The Greek agricultural industry, like every other Greek industry, has had to struggle in the wake of a large financial crisis and economic instability. While a trade deficit remains, the country's growers and exporters are working to increase exports and pull their industry into self-sufficiency.
“Important milestones were reached last year,” said Lior Touron of Touron S.A. “The exports were increasing and exports were worth about 19 billion Euro. Income from tourism was also good, and we received about 26 million tourists in 2015.” This is good news for the entire economy, and it only promotes the self-sufficiency and local production that the country is working toward. While growers are still largely dependent on imports for inputs, like fuel and fertilizer, agricultural exports have increased in recent years.

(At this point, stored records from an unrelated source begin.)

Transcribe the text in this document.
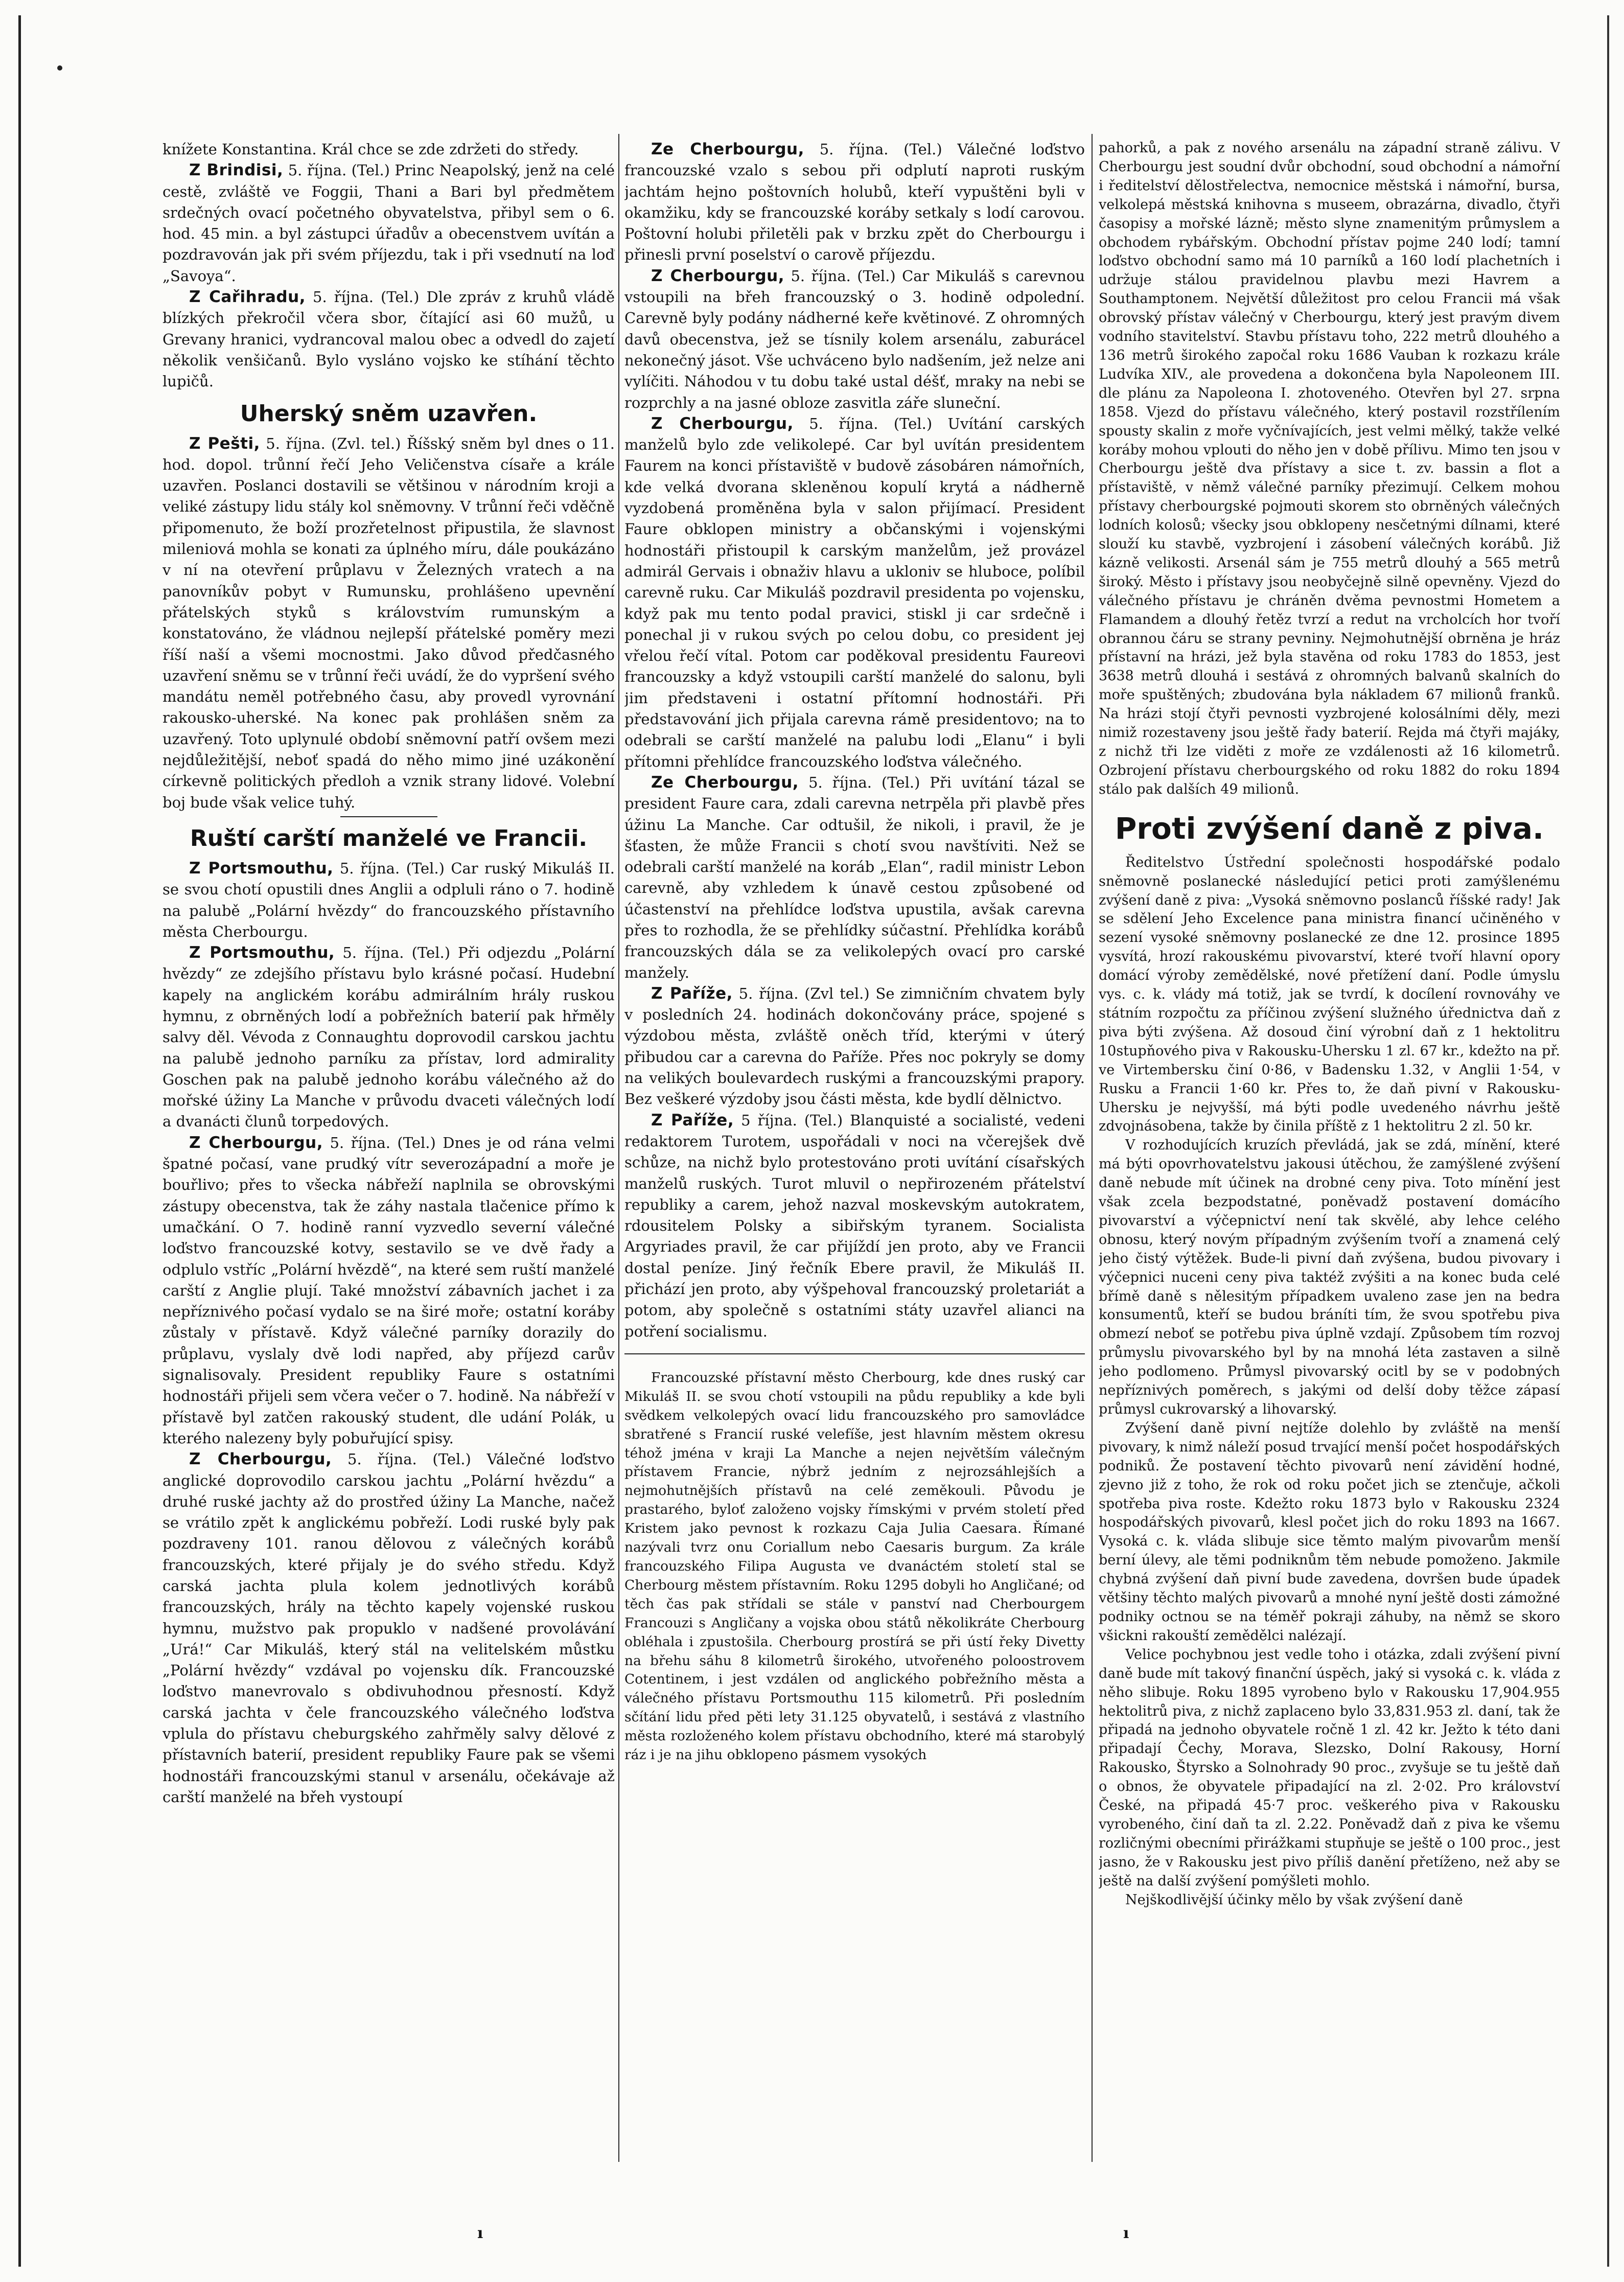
knížete Konstantina. Král chce se zde zdržeti do středy.

Z Brindisi, 5. října. (Tel.) Princ Neapolský, jenž na celé cestě, zvláště ve Foggii, Thani a Bari byl předmětem srdečných ovací početného obyvatelstva, přibyl sem o 6. hod. 45 min. a byl zástupci úřadův a obecenstvem uvítán a pozdravován jak při svém příjezdu, tak i při vsednutí na loď „Savoya“.

Z Cařihradu, 5. října. (Tel.) Dle zpráv z kruhů vládě blízkých překročil včera sbor, čítající asi 60 mužů, u Grevany hranici, vydrancoval malou obec a odvedl do zajetí několik venšičanů. Bylo vysláno vojsko ke stíhání těchto lupičů.

Uherský sněm uzavřen.

Z Pešti, 5. října. (Zvl. tel.) Říšský sněm byl dnes o 11. hod. dopol. trůnní řečí Jeho Veličenstva císaře a krále uzavřen. Poslanci dostavili se většinou v národním kroji a veliké zástupy lidu stály kol sněmovny. V trůnní řeči vděčně připomenuto, že boží prozřetelnost připustila, že slavnost mileniová mohla se konati za úplného míru, dále poukázáno v ní na otevření průplavu v Železných vratech a na panovníkův pobyt v Rumunsku, prohlášeno upevnění přátelských styků s královstvím rumunským a konstatováno, že vládnou nejlepší přátelské poměry mezi říší naší a všemi mocnostmi. Jako důvod předčasného uzavření sněmu se v trůnní řeči uvádí, že do vypršení svého mandátu neměl potřebného času, aby provedl vyrovnání rakousko-uherské. Na konec pak prohlášen sněm za uzavřený. Toto uplynulé období sněmovní patří ovšem mezi nejdůležitější, neboť spadá do něho mimo jiné uzákonění církevně politických předloh a vznik strany lidové. Volební boj bude však velice tuhý.

Ruští carští manželé ve Francii.

Z Portsmouthu, 5. října. (Tel.) Car ruský Mikuláš II. se svou chotí opustili dnes Anglii a odpluli ráno o 7. hodině na palubě „Polární hvězdy“ do francouzského přístavního města Cherbourgu.

Z Portsmouthu, 5. října. (Tel.) Při odjezdu „Polární hvězdy“ ze zdejšího přístavu bylo krásné počasí. Hudební kapely na anglickém korábu admirálním hrály ruskou hymnu, z obrněných lodí a pobřežních baterií pak hřměly salvy děl. Vévoda z Connaughtu doprovodil carskou jachtu na palubě jednoho parníku za přístav, lord admirality Goschen pak na palubě jednoho korábu válečného až do mořské úžiny La Manche v průvodu dvaceti válečných lodí a dvanácti člunů torpedových.

Z Cherbourgu, 5. října. (Tel.) Dnes je od rána velmi špatné počasí, vane prudký vítr severozápadní a moře je bouřlivo; přes to všecka nábřeží naplnila se obrovskými zástupy obecenstva, tak že záhy nastala tlačenice přímo k umačkání. O 7. hodině ranní vyzvedlo severní válečné loďstvo francouzské kotvy, sestavilo se ve dvě řady a odplulo vstříc „Polární hvězdě“, na které sem ruští manželé carští z Anglie plují. Také množství zábavních jachet i za nepříznivého počasí vydalo se na širé moře; ostatní koráby zůstaly v přístavě. Když válečné parníky dorazily do průplavu, vyslaly dvě lodi napřed, aby příjezd carův signalisovaly. President republiky Faure s ostatními hodnostáři přijeli sem včera večer o 7. hodině. Na nábřeží v přístavě byl zatčen rakouský student, dle udání Polák, u kterého nalezeny byly pobuřující spisy.

Z Cherbourgu, 5. října. (Tel.) Válečné loďstvo anglické doprovodilo carskou jachtu „Polární hvězdu“ a druhé ruské jachty až do prostřed úžiny La Manche, načež se vrátilo zpět k anglickému pobřeží. Lodi ruské byly pak pozdraveny 101. ranou dělovou z válečných korábů francouzských, které přijaly je do svého středu. Když carská jachta plula kolem jednotlivých korábů francouzských, hrály na těchto kapely vojenské ruskou hymnu, mužstvo pak propuklo v nadšené provolávání „Urá!“ Car Mikuláš, který stál na velitelském můstku „Polární hvězdy“ vzdával po vojensku dík. Francouzské loďstvo manevrovalo s obdivuhodnou přesností. Když carská jachta v čele francouzského válečného loďstva vplula do přístavu cheburgského zahřměly salvy dělové z přístavních baterií, president republiky Faure pak se všemi hodnostáři francouzskými stanul v arsenálu, očekávaje až carští manželé na břeh vystoupí

Ze Cherbourgu, 5. října. (Tel.) Válečné loďstvo francouzské vzalo s sebou při odplutí naproti ruským jachtám hejno poštovních holubů, kteří vypuštěni byli v okamžiku, kdy se francouzské koráby setkaly s lodí carovou. Poštovní holubi přiletěli pak v brzku zpět do Cherbourgu i přinesli první poselství o carově příjezdu.

Z Cherbourgu, 5. října. (Tel.) Car Mikuláš s carevnou vstoupili na břeh francouzský o 3. hodině odpolední. Carevně byly podány nádherné keře květinové. Z ohromných davů obecenstva, jež se tísnily kolem arsenálu, zaburácel nekonečný jásot. Vše uchváceno bylo nadšením, jež nelze ani vylíčiti. Náhodou v tu dobu také ustal déšť, mraky na nebi se rozprchly a na jasné obloze zasvitla záře sluneční.

Z Cherbourgu, 5. října. (Tel.) Uvítání carských manželů bylo zde velikolepé. Car byl uvítán presidentem Faurem na konci přístaviště v budově zásobáren námořních, kde velká dvorana skleněnou kopulí krytá a nádherně vyzdobená proměněna byla v salon přijímací. President Faure obklopen ministry a občanskými i vojenskými hodnostáři přistoupil k carským manželům, jež provázel admirál Gervais i obnaživ hlavu a ukloniv se hluboce, políbil carevně ruku. Car Mikuláš pozdravil presidenta po vojensku, když pak mu tento podal pravici, stiskl ji car srdečně i ponechal ji v rukou svých po celou dobu, co president jej vřelou řečí vítal. Potom car poděkoval presidentu Faureovi francouzsky a když vstoupili carští manželé do salonu, byli jim představeni i ostatní přítomní hodnostáři. Při představování jich přijala carevna rámě presidentovo; na to odebrali se carští manželé na palubu lodi „Elanu“ i byli přítomni přehlídce francouzského loďstva válečného.

Ze Cherbourgu, 5. října. (Tel.) Při uvítání tázal se president Faure cara, zdali carevna netrpěla při plavbě přes úžinu La Manche. Car odtušil, že nikoli, i pravil, že je šťasten, že může Francii s chotí svou navštíviti. Než se odebrali carští manželé na koráb „Elan“, radil ministr Lebon carevně, aby vzhledem k únavě cestou způsobené od účastenství na přehlídce loďstva upustila, avšak carevna přes to rozhodla, že se přehlídky súčastní. Přehlídka korábů francouzských dála se za velikolepých ovací pro carské manžely.

Z Paříže, 5. října. (Zvl tel.) Se zimničním chvatem byly v posledních 24. hodinách dokončovány práce, spojené s výzdobou města, zvláště oněch tříd, kterými v úterý přibudou car a carevna do Paříže. Přes noc pokryly se domy na velikých boulevardech ruskými a francouzskými prapory. Bez veškeré výzdoby jsou části města, kde bydlí dělnictvo.

Z Paříže, 5 října. (Tel.) Blanquisté a socialisté, vedeni redaktorem Turotem, uspořádali v noci na včerejšek dvě schůze, na nichž bylo protestováno proti uvítání císařských manželů ruských. Turot mluvil o nepřirozeném přátelství republiky a carem, jehož nazval moskevským autokratem, rdousitelem Polsky a sibiřským tyranem. Socialista Argyriades pravil, že car přijíždí jen proto, aby ve Francii dostal peníze. Jiný řečník Ebere pravil, že Mikuláš II. přichází jen proto, aby výšpehoval francouzský proletariát a potom, aby společně s ostatními státy uzavřel alianci na potření socialismu.

Francouzské přístavní město Cherbourg, kde dnes ruský car Mikuláš II. se svou chotí vstoupili na půdu republiky a kde byli svědkem velkolepých ovací lidu francouzského pro samovládce sbratřené s Francií ruské velefíše, jest hlavním městem okresu téhož jména v kraji La Manche a nejen největším válečným přístavem Francie, nýbrž jedním z nejrozsáhlejších a nejmohutnějších přístavů na celé zeměkouli. Původu je prastarého, byloť založeno vojsky římskými v prvém století před Kristem jako pevnost k rozkazu Caja Julia Caesara. Římané nazývali tvrz onu Coriallum nebo Caesaris burgum. Za krále francouzského Filipa Augusta ve dvanáctém století stal se Cherbourg městem přístavním. Roku 1295 dobyli ho Angličané; od těch čas pak střídali se stále v panství nad Cherbourgem Francouzi s Angličany a vojska obou států několikráte Cherbourg obléhala i zpustošila. Cherbourg prostírá se při ústí řeky Divetty na břehu sáhu 8 kilometrů širokého, utvořeného poloostrovem Cotentinem, i jest vzdálen od anglického pobřežního města a válečného přístavu Portsmouthu 115 kilometrů. Při posledním sčítání lidu před pěti lety 31.125 obyvatelů, i sestává z vlastního města rozloženého kolem přístavu obchodního, které má starobylý ráz i je na jihu obklopeno pásmem vysokých

pahorků, a pak z nového arsenálu na západní straně zálivu. V Cherbourgu jest soudní dvůr obchodní, soud obchodní a námořní i ředitelství dělostřelectva, nemocnice městská i námořní, bursa, velkolepá městská knihovna s museem, obrazárna, divadlo, čtyři časopisy a mořské lázně; město slyne znamenitým průmyslem a obchodem rybářským. Obchodní přístav pojme 240 lodí; tamní loďstvo obchodní samo má 10 parníků a 160 lodí plachetních i udržuje stálou pravidelnou plavbu mezi Havrem a Southamptonem. Největší důležitost pro celou Francii má však obrovský přístav válečný v Cherbourgu, který jest pravým divem vodního stavitelství. Stavbu přístavu toho, 222 metrů dlouhého a 136 metrů širokého započal roku 1686 Vauban k rozkazu krále Ludvíka XIV., ale provedena a dokončena byla Napoleonem III. dle plánu za Napoleona I. zhotoveného. Otevřen byl 27. srpna 1858. Vjezd do přístavu válečného, který postavil rozstřílením spousty skalin z moře vyčnívajících, jest velmi mělký, takže velké koráby mohou vplouti do něho jen v době přílivu. Mimo ten jsou v Cherbourgu ještě dva přístavy a sice t. zv. bassin a flot a přístaviště, v němž válečné parníky přezimují. Celkem mohou přístavy cherbourgské pojmouti skorem sto obrněných válečných lodních kolosů; všecky jsou obklopeny nesčetnými dílnami, které slouží ku stavbě, vyzbrojení i zásobení válečných korábů. Již kázně velikosti. Arsenál sám je 755 metrů dlouhý a 565 metrů široký. Město i přístavy jsou neobyčejně silně opevněny. Vjezd do válečného přístavu je chráněn dvěma pevnostmi Hometem a Flamandem a dlouhý řetěz tvrzí a redut na vrcholcích hor tvoří obrannou čáru se strany pevniny. Nejmohutnější obrněna je hráz přístavní na hrázi, jež byla stavěna od roku 1783 do 1853, jest 3638 metrů dlouhá i sestává z ohromných balvanů skalních do moře spuštěných; zbudována byla nákladem 67 milionů franků. Na hrázi stojí čtyři pevnosti vyzbrojené kolosálními děly, mezi nimiž rozestaveny jsou ještě řady baterií. Rejda má čtyři majáky, z nichž tři lze viděti z moře ze vzdálenosti až 16 kilometrů. Ozbrojení přístavu cherbourgského od roku 1882 do roku 1894 stálo pak dalších 49 milionů.

Proti zvýšení daně z piva.

Ředitelstvo Ústřední společnosti hospodářské podalo sněmovně poslanecké následující petici proti zamýšlenému zvýšení daně z piva: „Vysoká sněmovno poslanců říšské rady! Jak se sdělení Jeho Excelence pana ministra financí učiněného v sezení vysoké sněmovny poslanecké ze dne 12. prosince 1895 vysvítá, hrozí rakouskému pivovarství, které tvoří hlavní opory domácí výroby zemědělské, nové přetížení daní. Podle úmyslu vys. c. k. vlády má totiž, jak se tvrdí, k docílení rovnováhy ve státním rozpočtu za příčinou zvýšení služného úřednictva daň z piva býti zvýšena. Až dosoud činí výrobní daň z 1 hektolitru 10stupňového piva v Rakousku-Uhersku 1 zl. 67 kr., kdežto na př. ve Virtembersku činí 0·86, v Badensku 1.32, v Anglii 1·54, v Rusku a Francii 1·60 kr. Přes to, že daň pivní v Rakousku-Uhersku je nejvyšší, má býti podle uvedeného návrhu ještě zdvojnásobena, takže by činila příště z 1 hektolitru 2 zl. 50 kr.

V rozhodujících kruzích převládá, jak se zdá, mínění, které má býti opovrhovatelstvu jakousi útěchou, že zamýšlené zvýšení daně nebude mít účinek na drobné ceny piva. Toto mínění jest však zcela bezpodstatné, poněvadž postavení domácího pivovarství a výčepnictví není tak skvělé, aby lehce celého obnosu, který novým případným zvýšením tvoří a znamená celý jeho čistý výtěžek. Bude-li pivní daň zvýšena, budou pivovary i výčepnici nuceni ceny piva taktéž zvýšiti a na konec buda celé břímě daně s nělesitým případkem uvalenо zase jen na bedra konsumentů, kteří se budou bráníti tím, že svou spotřebu piva obmezí neboť se potřebu piva úplně vzdají. Způsobem tím rozvoj průmyslu pivovarského byl by na mnohá léta zastaven a silně jeho podlomeno. Průmysl pivovarský ocitl by se v podobných nepříznivých poměrech, s jakými od delší doby těžce zápasí průmysl cukrovarský a lihovarský.

Zvýšení daně pivní nejtíže dolehlo by zvláště na menší pivovary, k nimž náleží posud trvající menší počet hospodářských podniků. Že postavení těchto pivovarů není závidění hodné, zjevno již z toho, že rok od roku počet jich se ztenčuje, ačkoli spotřeba piva roste. Kdežto roku 1873 bylo v Rakousku 2324 hospodářských pivovarů, klesl počet jich do roku 1893 na 1667. Vysoká c. k. vláda slibuje sice těmto malým pivovarům menší berní úlevy, ale těmi podniknům těm nebude pomoženo. Jakmile chybná zvýšení daň pivní bude zavedena, dovršen bude úpadek většiny těchto malých pivovarů a mnohé nyní ještě dosti zámožné podniky octnou se na téměř pokraji záhuby, na němž se skoro všickni rakouští zemědělci nalézají.

Velice pochybnou jest vedle toho i otázka, zdali zvýšení pivní daně bude mít takový finanční úspěch, jaký si vysoká c. k. vláda z něho slibuje. Roku 1895 vyrobeno bylo v Rakousku 17,904.955 hektolitrů piva, z nichž zaplaceno bylo 33,831.953 zl. daní, tak že připadá na jednoho obyvatele ročně 1 zl. 42 kr. Ježto k této dani připadají Čechy, Morava, Slezsko, Dolní Rakousy, Horní Rakousko, Štyrsko a Solnohrady 90 proc., zvyšuje se tu ještě daň o obnos, že obyvatele připadající na zl. 2·02. Pro království České, na připadá 45·7 proc. veškerého piva v Rakousku vyrobeného, činí daň ta zl. 2.22. Poněvadž daň z piva ke všemu rozličnými obecními přirážkami stupňuje se ještě o 100 proc., jest jasno, že v Rakousku jest pivo příliš danění přetíženo, než aby se ještě na další zvýšení pomýšleti mohlo.

Nejškodlivější účinky mělo by však zvýšení daně

ı	ı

“In the last years we are evidencing a big turn of young entrepreneurs towards agricultural production,” said Lior. “Greece is already an established exporter of kiwifruit, citrus, apples, grapes and stonefruit, and there are now emerging export items like avocados, persimmons, pomegranates and various vegetables.” The country benefits from its proximity to the European and Middle Eastern markets, though it's not limited to any one region, with some items making their way to the United States and China.
“I expect a good year for avocados,” added Lior. “The global demand for this product has risen in the last years and we find less availability from Europe and Israel. There are many young plantations in Crete that will start bearing fruit in the next few years.”
The export scene is promising, but Greece still imports more products than it sends out. One of the reasons Lior thinks production and exports haven't grown as fast as they should have, is heavy taxation. Though several months removed from the brunt of the financial crisis that closed banks for several weeks, the lack of monetary liquidity also remains an impediment to growth. Greece imports products from Europe, the Middle East, South Africa, New Zealand and South America, and if local growers want to compete with those imports, they need the capital with which to buy the things necessary to increase production. Though a blind increase for all commodities could drive down prices, Lior is also particular about the kind of growth needed.
“The local growers should not decrease their production, but rather pursue a more harmonized collaboration between retailers and growers,” added Lior. “By getting supply programs, the growers would be able to avoid market-related risks and thus no need to grow less.” As a company, Touron is also taking a calculated approach to growth. Lior noted that the company wants to strengthen its presence in Israel, the United Kingdom, the Netherlands, Italy and Spain. It also wants exports to account for 30 percent of annual revenue.
The last few years have brought some of the most trying times in Touron's 30-year history. But Lior believes the company, as well as the entire agricultural industry, can and must grow beyond this rough spot.
“Touron S.A. runs one of the most advanced ERP systems for the company’s operations and follows the highest standards for quality and safety according to the EU legislation and the requirements of all the supermarkets. The company is certified by ISO 22000, and its facilities are made up of 2,000 square meters of temperature controlled storage rooms, packaging lines and quality control points. That's how we maintain our level of quality,” said Lior. “Following the last difficult summer of 2015, we would like to believe that the fresh produce sector will gradually recover and that the figures of 2016 will be encouraging, coming back to the levels of 2014.”